Тусклый свет электрических фонарей (Козинцев) - страница 42

Я вздрогнул. Его слова напомнили разговор с Остином и цель моего визита сюда. Лукавые глаза Морока не сулили правды.

— Вы так говорите, как будто искусство обязано повторять реальность, — я решил найти брешь в рассуждениях. — А на самом деле…

Морок встал одним молодым движением. Я замолчал и поднялся тоже.

— Идем, — весело позвал меня за собой, развернулся и быстро зашагал вдоль стен. Его тело жадно впитывало сумасшедший ветер и снопы брызг разбивавшихся валов. Я летел следом. У какой-то лестницы Морок остановился, оглянулся на меня: поспеваю ли — и мальчишескими движениями забрался наверх. Пройдя площадку, поднялся еще выше, потом еще. Наконец остановился. Я, запыхавшись, взобрался следом. Мой спутник стоял у проема и пропускал меня вперед. Ветер толкал в спину. Город делал вдох, затягивая мое тело в беззубый рот двери.

Как только я вошел, ветер исчез. Вместо комнаты передо мной было нечто неописуемое. Многообразные многоцветные предметы или существа жили своей жизнью, подчиняясь смутно понятной, но невыразимой гармонии. Я сделал шаг вперед, и ближайшее ко мне существо вдруг рассыпалось мириадами мелких горошин. В тот же момент другие выкинули щупальца и начали собирать рассыпавшегося товарища, тихо урча и становясь прозрачнее. Тоненькая хрупкая ложноножка доверчиво, жгуче и мокро ткнулась в мою ногу. Я почему-то подумал, что стоит мне сделать еще шаг, и я сам рассыплюсь блестящими каплями.

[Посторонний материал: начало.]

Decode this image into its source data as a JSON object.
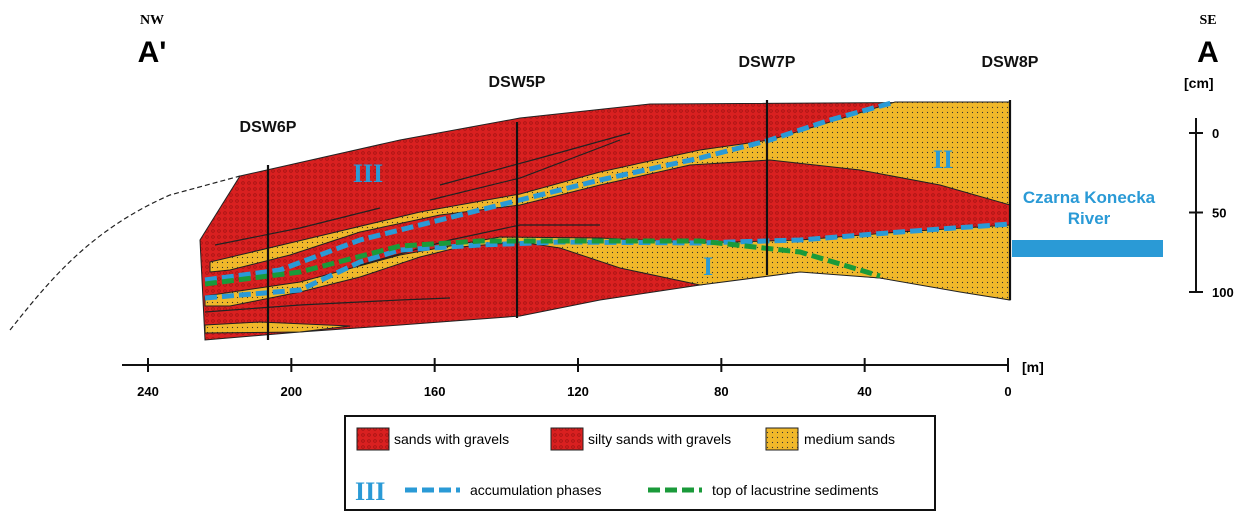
{
  "header": {
    "left_direction": "NW",
    "left_point": "A'",
    "right_direction": "SE",
    "right_point": "A"
  },
  "boreholes": [
    "DSW6P",
    "DSW5P",
    "DSW7P",
    "DSW8P"
  ],
  "phases": [
    "III",
    "II",
    "I"
  ],
  "river": "Czarna Konecka River",
  "x_axis": {
    "unit": "[m]",
    "ticks": [
      240,
      200,
      160,
      120,
      80,
      40,
      0
    ]
  },
  "depth_axis": {
    "unit": "[cm]",
    "ticks": [
      0,
      50,
      100
    ]
  },
  "legend": {
    "sands": "sands with gravels",
    "silty": "silty sands with gravels",
    "medium": "medium sands",
    "phase_symbol": "III",
    "accumulation": "accumulation phases",
    "lacustrine": "top of lacustrine sediments"
  }
}
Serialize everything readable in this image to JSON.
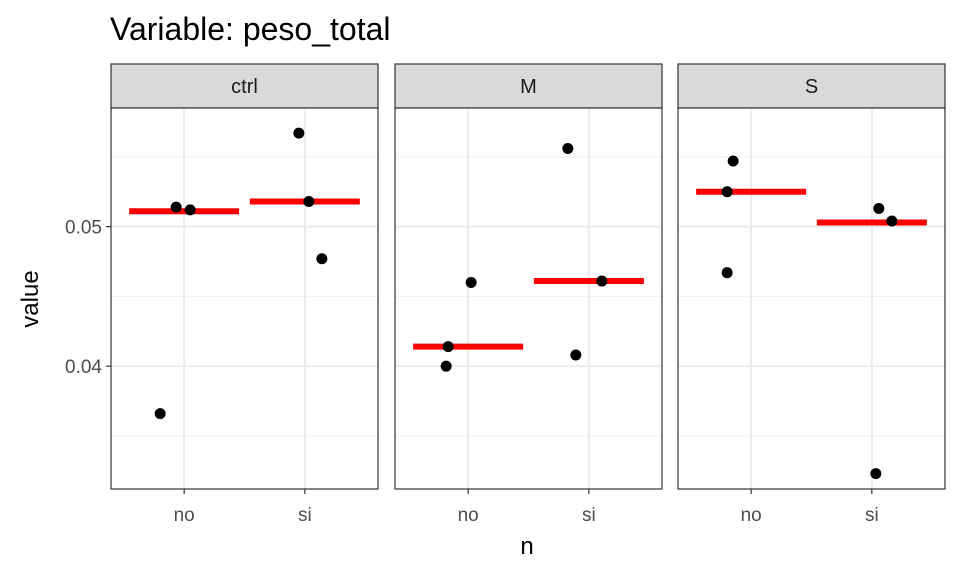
{
  "chart_data": {
    "type": "scatter",
    "title": "Variable: peso_total",
    "xlabel": "n",
    "ylabel": "value",
    "categories": [
      "no",
      "si"
    ],
    "ylim": [
      0.0312,
      0.0585
    ],
    "y_ticks": [
      0.04,
      0.05
    ],
    "y_tick_labels": [
      "0.04",
      "0.05"
    ],
    "grid": true,
    "theme": "bw",
    "point_color": "#000000",
    "mean_color": "#ff0000",
    "panels": [
      {
        "strip": "ctrl",
        "points": [
          {
            "x": "no",
            "y": 0.0514
          },
          {
            "x": "no",
            "y": 0.0512
          },
          {
            "x": "no",
            "y": 0.0366
          },
          {
            "x": "si",
            "y": 0.0567
          },
          {
            "x": "si",
            "y": 0.0518
          },
          {
            "x": "si",
            "y": 0.0477
          }
        ],
        "means": [
          {
            "x": "no",
            "y": 0.0511
          },
          {
            "x": "si",
            "y": 0.0518
          }
        ]
      },
      {
        "strip": "M",
        "points": [
          {
            "x": "no",
            "y": 0.046
          },
          {
            "x": "no",
            "y": 0.0414
          },
          {
            "x": "no",
            "y": 0.04
          },
          {
            "x": "si",
            "y": 0.0556
          },
          {
            "x": "si",
            "y": 0.0461
          },
          {
            "x": "si",
            "y": 0.0408
          }
        ],
        "means": [
          {
            "x": "no",
            "y": 0.0414
          },
          {
            "x": "si",
            "y": 0.0461
          }
        ]
      },
      {
        "strip": "S",
        "points": [
          {
            "x": "no",
            "y": 0.0547
          },
          {
            "x": "no",
            "y": 0.0525
          },
          {
            "x": "no",
            "y": 0.0467
          },
          {
            "x": "si",
            "y": 0.0513
          },
          {
            "x": "si",
            "y": 0.0504
          },
          {
            "x": "si",
            "y": 0.0323
          }
        ],
        "means": [
          {
            "x": "no",
            "y": 0.0525
          },
          {
            "x": "si",
            "y": 0.0503
          }
        ]
      }
    ]
  }
}
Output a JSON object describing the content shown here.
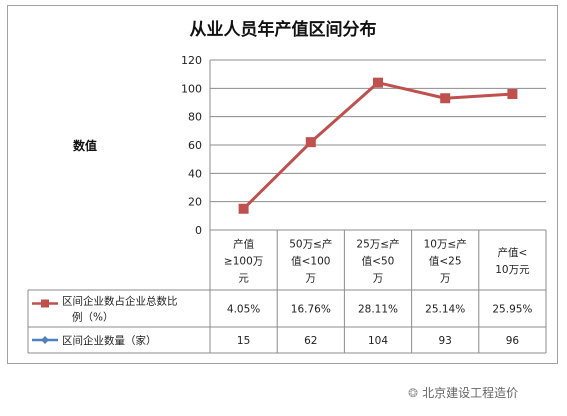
{
  "chart_data": {
    "type": "line",
    "title": "从业人员年产值区间分布",
    "ylabel": "数值",
    "ylim": [
      0,
      120
    ],
    "yticks": [
      0,
      20,
      40,
      60,
      80,
      100,
      120
    ],
    "grid": true,
    "categories": [
      [
        "产值",
        "≥100万",
        "元"
      ],
      [
        "50万≤产",
        "值<100",
        "万"
      ],
      [
        "25万≤产",
        "值<50",
        "万"
      ],
      [
        "10万≤产",
        "值<25",
        "万"
      ],
      [
        "产值<",
        "10万元"
      ]
    ],
    "series": [
      {
        "name": "区间企业数占企业总数比例（%）",
        "name_lines": [
          "区间企业数占企业总数比",
          "例（%）"
        ],
        "values": [
          "4.05%",
          "16.76%",
          "28.11%",
          "25.14%",
          "25.95%"
        ],
        "color": "#c0504d",
        "plotted": false
      },
      {
        "name": "区间企业数量（家）",
        "name_lines": [
          "区间企业数量（家）"
        ],
        "values": [
          15,
          62,
          104,
          93,
          96
        ],
        "color": "#4f81bd",
        "plotted": true
      }
    ],
    "line_color": "#c0504d",
    "legend": "data-table"
  },
  "watermark": {
    "text": "北京建设工程造价",
    "icon": "wechat-icon"
  }
}
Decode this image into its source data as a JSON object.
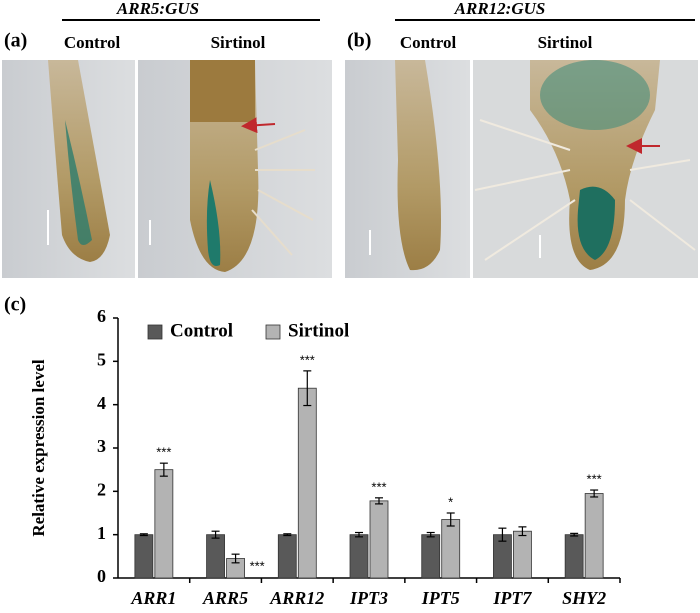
{
  "panels": [
    {
      "label": "(a)",
      "title": "ARR5:GUS",
      "columns": [
        "Control",
        "Sirtinol"
      ]
    },
    {
      "label": "(b)",
      "title": "ARR12:GUS",
      "columns": [
        "Control",
        "Sirtinol"
      ]
    }
  ],
  "chart_label": "(c)",
  "chart_data": {
    "type": "bar",
    "y_label": "Relative expression level",
    "categories": [
      "ARR1",
      "ARR5",
      "ARR12",
      "IPT3",
      "IPT5",
      "IPT7",
      "SHY2"
    ],
    "series": [
      {
        "name": "Control",
        "color": "#595959",
        "values": [
          1,
          1,
          1,
          1,
          1,
          1,
          1
        ],
        "errors": [
          0.02,
          0.08,
          0.02,
          0.05,
          0.05,
          0.15,
          0.03
        ]
      },
      {
        "name": "Sirtinol",
        "color": "#b3b3b3",
        "values": [
          2.5,
          0.45,
          4.38,
          1.78,
          1.35,
          1.08,
          1.95
        ],
        "errors": [
          0.15,
          0.1,
          0.4,
          0.07,
          0.15,
          0.1,
          0.08
        ],
        "significance": [
          "***",
          "***",
          "***",
          "***",
          "*",
          null,
          "***"
        ]
      }
    ],
    "ylim": [
      0,
      6
    ],
    "yticks": [
      0,
      1,
      2,
      3,
      4,
      5,
      6
    ],
    "legend": "top-left"
  }
}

— Вот это самое сложное, — сказал Морок за моей спиной. — Создать нечто, совершенно не похожее на реальность, но несмотря на это обладающее законами жизни, многообразием, непредсказуемостью и в то же время особой логикой, способное жить и развиваться самостоятельно. А также познаваемое и прекрасное с точки зрения обычных людей. Нечто совсем другое, но не менее совершенное, чем наша обычная действительность.

Бесконечная ночь

День ронял свои бледные лепестки, и те ложились на небесный купол редкими облаками. Увядающее небо чернело и кукожилось. Темнота становилась насыщеннее и глубже, и вдруг из нее посыпались мелкие семена звезд. А серые лепестки всё падали и падали, медленно, но неотвратимо засыпая всё небо.

Веда незримо присутствовала в комнате. Она всегда, перед тем как явиться во плоти, напоминала о себе звоном передвигаемых чашек, гаснущим и вновь зажигающимся светом, смехом из пустоты. Поначалу ее забавляло мое недоумение, но за прошедший месяц это вошло в привычку. Вот и сейчас ее дыхание еле заметно коснулось моего лица, и торшер, из-за моего плеча заглядывавший в книгу, погас. Серые сумерки наполнили комнату. Я сидел в кресле и бездумно глядел на засыпающие звезды в окне.